Thursday, 7 February 2019

The Modern Dwarfs

Such proud modesty is not to be found in most modern philosophers who call themselves the philosophers of reason:
“We are like dwarfs, seated on the shoulders of giants. We see more things than the Ancients and things more distant, but it is due neither to the sharpness of our sight nor the greatness of our stature, it is simply because they have lent us their own.” ~ Bernard of Chartres 
You can’t possibly preach about reason without first preaching about what is reasoning and what isn’t reasoning, that is, without talking about logic.

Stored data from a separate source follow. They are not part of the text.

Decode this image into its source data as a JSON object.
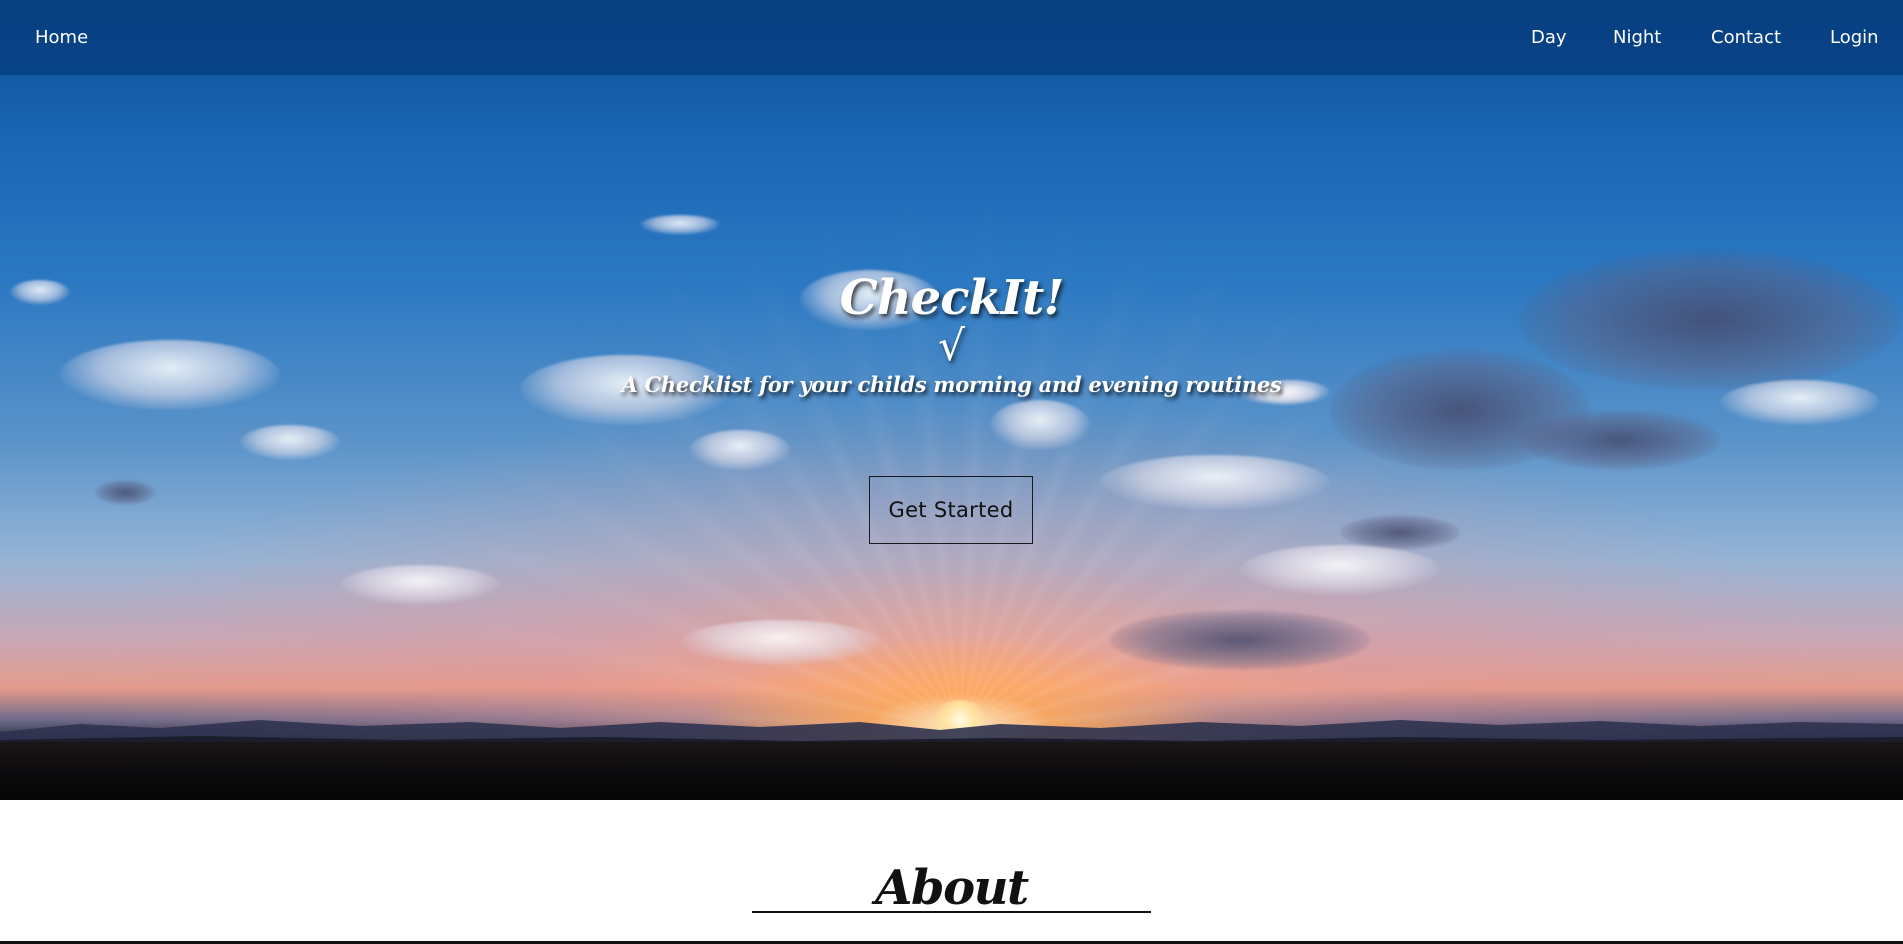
{
  "nav": {
    "home": "Home",
    "day": "Day",
    "night": "Night",
    "contact": "Contact",
    "login": "Login"
  },
  "hero": {
    "title": "CheckIt!",
    "check_glyph": "√",
    "subtitle": "A Checklist for your childs morning and evening routines",
    "cta_label": "Get Started"
  },
  "about": {
    "title": "About"
  },
  "colors": {
    "navbar": "#043a7a",
    "hero_text": "#ffffff",
    "cta_text": "#111111"
  },
  "icons": {
    "check": "checkmark-icon"
  }
}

Wednesday, 6 February 2019

On Pre-Moderns, Moderns, and Postmoderns

Here’s a thought from Gertrude Himmelfarb (The Roads to Modernity: The British, French, and American Enlightenments (Page 235): "The sociology of virtue, the ideology of reason, the politics of liberty—the ideas still resonate today. But they carry with them the accretions of more than two centuries of historical experiences and memories. And other ideas now compete for our attention: equality, most notably, but also nationality and ethnicity, class and gender, cultural diversity and global homogeneity. If the three Enlightenments ushered in the modernity—or at least a new stage of in modernity, or new variations on modernity—the postmodernists may be justified in calling this a postmodern age. Yet the ideas of virtue, liberty, and reason did not originate in modernity; nor have they been superseded or superannuated by postmodernity. We are, in fact, still floundering in the verities and fallacies, the assumptions and convictions, about human nature, society, and the polity that exercised the British moral philosophers, the French philosophes, and the American Founders."

Friday, 1 February 2019

On Philosophers and Street Porters

In his book The Wealth of Nations (Book I, Chapter 2), Adam Smith asserts the common humanity of the street porter and the philosopher : "The difference of natural talents in different men, is, in reality, much less than we are aware of; and the very different genius which appears to distinguish men of different professions, when grown up to maturity, is not upon many occasions so much the cause, as the effect of the division of labour. The difference between the most dissimilar characters, between a philosopher and a common street porter, for example, seems to arise not so much from nature, as from habit, custom, and education… By nature a philosopher is not in genius and disposition half so different from a street porter, as a mastiff is from a greyhound, or a greyhound from a spaniel, or this last from a shepherd's dog."